My questions are, if authors are the ones writing their own blurbs, why doesn’t Alex dog them? What are these authors thinking when they write their blurbs? Also, if the authors are presenting these blurbs for these other people to attach their names to, don’t those people even read the blurb and say something like, “You’re full of it?” How exactly do puffy blurbs happen? I’m totally mystified. (I tried to keep my blurbs puff-free and think I succeeded.)

I’ve considered writing Alex and asking my questions, but haven’t. I’m worried about the answer. I might learn a lot more about the publishing industry than I really want to know.
This whole self-publishing process has had two main parts: learning how to do it and learning what really happens. Those are two different things.

Oh well, I’m always fond of saying that I like to learn something new every day. I can see upcoming issues, such as dealing with bookstores and other wholesalers but I’m perfectly confident that the real thing to surprise me will be nothing I’ve thought of at this point and nothing that any other self-publishing book has mentioned. I can only look forward to learning something new 🙂

3 thoughts on “blurbing

  1. Amanda,

    I have never paid much attention to the blurbs on books, and here is one good reason: I use to work for an author, and he had sent his latest book to be reviewed. He ended up putting blurb on his book that went something like this ‘…the best book I’ve ever read…’ The original quote was ‘Not the best book I’ve ever read’


  2. Robert,

    Why I am not surprised to hear this?
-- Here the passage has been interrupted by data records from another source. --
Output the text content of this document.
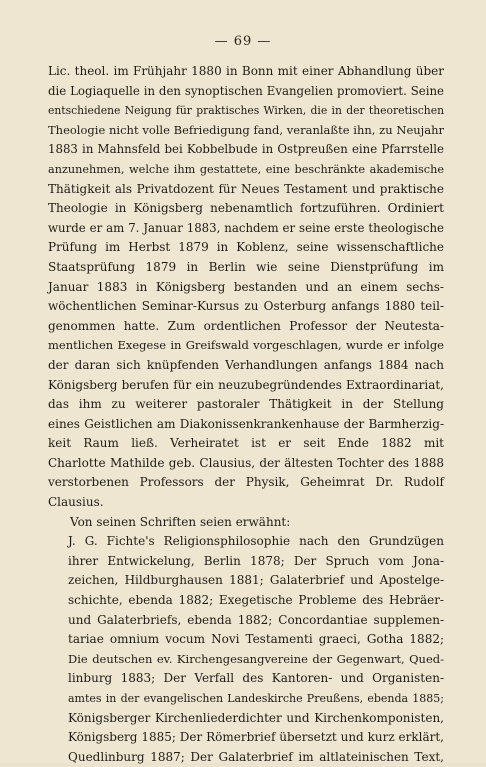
— 69 —
Lic. theol. im Frühjahr 1880 in Bonn mit einer Abhandlung über
die Logiaquelle in den synoptischen Evangelien promoviert. Seine
entschiedene Neigung für praktisches Wirken, die in der theoretischen
Theologie nicht volle Befriedigung fand, veranlaßte ihn, zu Neujahr
1883 in Mahnsfeld bei Kobbelbude in Ostpreußen eine Pfarrstelle
anzunehmen, welche ihm gestattete, eine beschränkte akademische
Thätigkeit als Privatdozent für Neues Testament und praktische
Theologie in Königsberg nebenamtlich fortzuführen. Ordiniert
wurde er am 7. Januar 1883, nachdem er seine erste theologische
Prüfung im Herbst 1879 in Koblenz, seine wissenschaftliche
Staatsprüfung 1879 in Berlin wie seine Dienstprüfung im
Januar 1883 in Königsberg bestanden und an einem sechs-
wöchentlichen Seminar-Kursus zu Osterburg anfangs 1880 teil-
genommen hatte. Zum ordentlichen Professor der Neutesta-
mentlichen Exegese in Greifswald vorgeschlagen, wurde er infolge
der daran sich knüpfenden Verhandlungen anfangs 1884 nach
Königsberg berufen für ein neuzubegründendes Extraordinariat,
das ihm zu weiterer pastoraler Thätigkeit in der Stellung
eines Geistlichen am Diakonissenkrankenhause der Barmherzig-
keit Raum ließ. Verheiratet ist er seit Ende 1882 mit
Charlotte Mathilde geb. Clausius, der ältesten Tochter des 1888
verstorbenen Professors der Physik, Geheimrat Dr. Rudolf
Clausius.
Von seinen Schriften seien erwähnt:
J. G. Fichte's Religionsphilosophie nach den Grundzügen
ihrer Entwickelung, Berlin 1878; Der Spruch vom Jona-
zeichen, Hildburghausen 1881; Galaterbrief und Apostelge-
schichte, ebenda 1882; Exegetische Probleme des Hebräer-
und Galaterbriefs, ebenda 1882; Concordantiae supplemen-
tariae omnium vocum Novi Testamenti graeci, Gotha 1882;
Die deutschen ev. Kirchengesangvereine der Gegenwart, Qued-
linburg 1883; Der Verfall des Kantoren- und Organisten-
amtes in der evangelischen Landeskirche Preußens, ebenda 1885;
Königsberger Kirchenliederdichter und Kirchenkomponisten,
Königsberg 1885; Der Römerbrief übersetzt und kurz erklärt,
Quedlinburg 1887; Der Galaterbrief im altlateinischen Text,
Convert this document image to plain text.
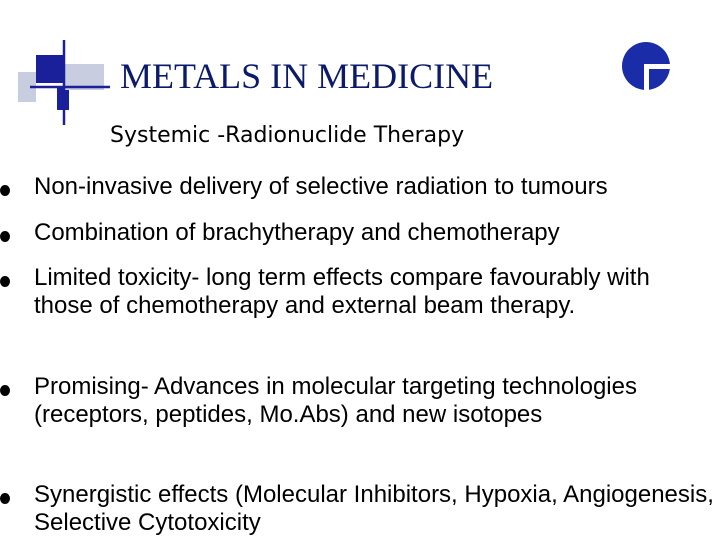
METALS IN MEDICINE
Systemic -Radionuclide Therapy
Non-invasive delivery of selective radiation to tumours
Combination of brachytherapy and chemotherapy
Limited toxicity- long term effects compare favourably with those of chemotherapy and external beam therapy.
Promising- Advances in molecular targeting technologies (receptors, peptides, Mo.Abs) and new isotopes
Synergistic effects (Molecular Inhibitors, Hypoxia, Angiogenesis, Selective Cytotoxicity
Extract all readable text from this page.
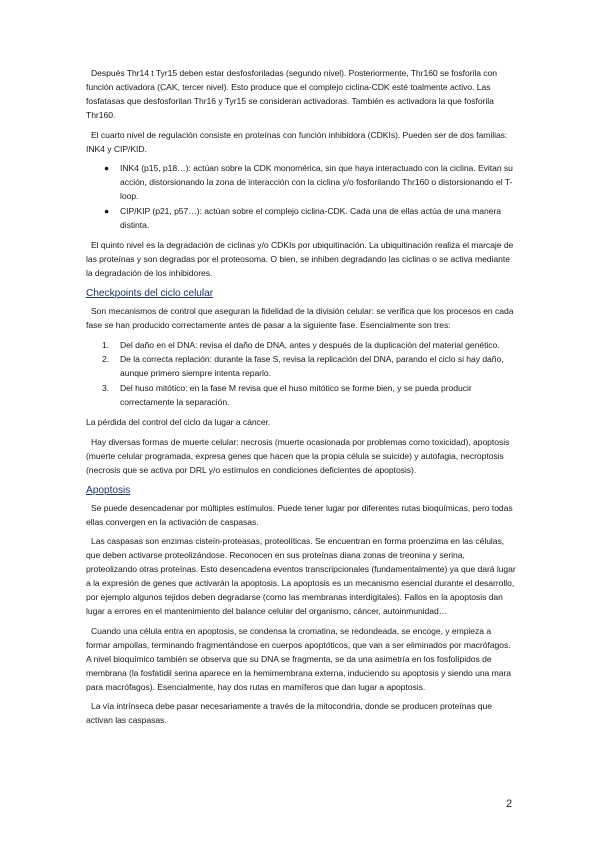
Después Thr14 t Tyr15 deben estar desfosforiladas (segundo nivel). Posteriormente, Thr160 se fosforila con función activadora (CAK, tercer nivel). Esto produce que el complejo ciclina-CDK esté toalmente activo. Las fosfatasas que desfosforilan Thr16 y Tyr15 se consideran activadoras. También es activadora la que fosforila Thr160.

El cuarto nivel de regulación consiste en proteínas con función inhibidora (CDKIs). Pueden ser de dos familias: INK4 y CIP/KID.

● INK4 (p15, p18…): actúan sobre la CDK monomérica, sin que haya interactuado con la ciclina. Evitan su acción, distorsionando la zona de interacción con la ciclina y/o fosforilando Thr160 o distorsionando el T-loop.
● CIP/KIP (p21, p57…): actúan sobre el complejo ciclina-CDK. Cada una de ellas actúa de una manera distinta.

El quinto nivel es la degradación de ciclinas y/o CDKIs por ubiquitinación. La ubiquitinación realiza el marcaje de las proteínas y son degradas por el proteosoma. O bien, se inhiben degradando las ciclinas o se activa mediante la degradación de los inhibidores.

Checkpoints del ciclo celular

Son mecanismos de control que aseguran la fidelidad de la división celular: se verifica que los procesos en cada fase se han producido correctamente antes de pasar a la siguiente fase. Esencialmente son tres:

1. Del daño en el DNA: revisa el daño de DNA, antes y después de la duplicación del material genético.
2. De la correcta replación: durante la fase S, revisa la replicación del DNA, parando el ciclo si hay daño, aunque primero siempre intenta reparlo.
3. Del huso mitótico: en la fase M revisa que el huso mitótico se forme bien, y se pueda producir correctamente la separación.

La pérdida del control del ciclo da lugar a cáncer.

Hay diversas formas de muerte celular: necrosis (muerte ocasionada por problemas como toxicidad), apoptosis (muerte celular programada, expresa genes que hacen que la propia célula se suicide) y autofagia, necroptosis (necrosis que se activa por DRL y/o estímulos en condiciones deficientes de apoptosis).

Apoptosis

Se puede desencadenar por múltiples estímulos. Puede tener lugar por diferentes rutas bioquímicas, pero todas ellas convergen en la activación de caspasas.

Las caspasas son enzimas cisteín-proteasas, proteolíticas. Se encuentran en forma proenzima en las células, que deben activarse proteolizándose. Reconocen en sus proteínas diana zonas de treonina y serina, proteolizando otras proteínas. Esto desencadena eventos transcripcionales (fundamentalmente) ya que dará lugar a la expresión de genes que activarán la apoptosis. La apoptosis es un mecanismo esencial durante el desarrollo, por ejemplo algunos tejidos deben degradarse (como las membranas interdigitales). Fallos en la apoptosis dan lugar a errores en el mantenimiento del balance celular del organismo, cáncer, autoinmunidad…

Cuando una célula entra en apoptosis, se condensa la cromatina, se redondeada, se encoge, y empieza a formar ampollas, terminando fragmentándose en cuerpos apoptóticos, que van a ser eliminados por macrófagos. A nivel bioquímico también se observa que su DNA se fragmenta, se da una asimetría en los fosfolípidos de membrana (la fosfatidil serina aparece en la hemimembrana externa, induciendo su apoptosis y siendo una mara para macrófagos). Esencialmente, hay dos rutas en mamíferos que dan lugar a apoptosis.

La vía intrínseca debe pasar necesariamente a través de la mitocondria, donde se producen proteínas que activan las caspasas.

2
This whole blurbing business is even worse than I thought!

    So I wonder why it’s even considered a neccessary part of the process? (All book authors, self-published or not, are urged to get blurbs.)


  3. Don’t be too quick to discredit the blurbs. I once did a seminar on what compels people to buy certain books of the same subject irrespective of author, and the blurbs or synopses almost always came in a close second to?? You are the brilliant author, I will let you tell us!